The Socio-Economic Rights and Accountability Project has dragged the Nigerian National Petroleum Company Limited before a federal court, demanding a full public account of approximately ₦5.9 billion that NNPCL reportedly spent rebranding itself — money drawn, not from corporate profits, but from the proceeds of petroleum products that Nigerians pay for every time they queue at a filling station.

That figure matters most to the roughly 133 million Nigerians living below the poverty line, and to the tens of millions in the informal sector — the Kano groundnut oil seller, the Port Harcourt logistics driver, the Maiduguri generator-dependent shop owner — whose livelihoods are directly squeezed by fuel costs and whose tax money, by any reasonable interpretation, helped foot a rebranding bill they were never told about.

According to SERAP's lawsuit, NNPCL paid ₦2.9 billion for incorporation expenses out of petroleum product proceeds, with the remaining balance covering transition and rebranding costs associated with converting the old Nigerian National Petroleum Corporation — a statutory body — into NNPCL, a limited liability company registered under the Companies and Allied Matters Act following the Petroleum Industry Act of 2021.

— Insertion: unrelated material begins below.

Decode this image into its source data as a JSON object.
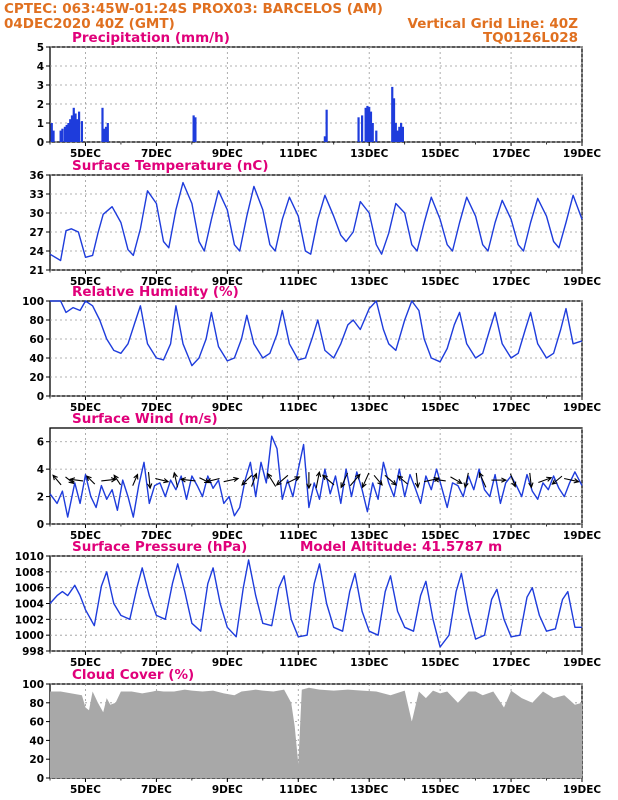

The PIA transition was sold to Nigerians as a landmark reform that would commercialise the national oil company, attract investment, and end decades of opacity in a sector that accounts for roughly 90 percent of the country's foreign exchange earnings. But critics have long warned that commercialisation without transparency simply moves the secrecy from a government ministry to a corporate boardroom — and the ₦5.9 billion rebranding bill, quietly absorbed into petroleum proceeds rather than disclosed to the public, is being cited as early evidence of exactly that.

SERAP has asked the court to compel NNPCL to publish a detailed breakdown of every naira spent on the rebranding exercise, including the identities of contractors and consultants who received payments. The group argues that NNPCL, despite its new corporate status, remains a public institution managing a national asset and is therefore bound by constitutional transparency obligations — an argument that directly challenges the company's repeated assertions that it now operates under a commercial governance framework that limits mandatory disclosure.

If the court agrees with SERAP, the ruling could set a significant legal precedent, forcing NNPCL to open its books on a range of expenditure it has so far shielded behind its corporate structure — at a moment when the company is also under pressure to explain fuel supply shortfalls, subsidy removal consequences, and billions in unremitted revenue flagged by the Nigeria Extractive Industries Transparency Initiative. The case is expected to be heard in the coming weeks, and the National Assembly's petroleum committees, already restless about NNPCL's audit culture, will be watching closely.

For the ordinary Nigerian who paid more for petrol to fund a rebrand they never approved and may never have heard of, this lawsuit is the first official attempt to answer a simple question: who signed off, and where exactly did the money go.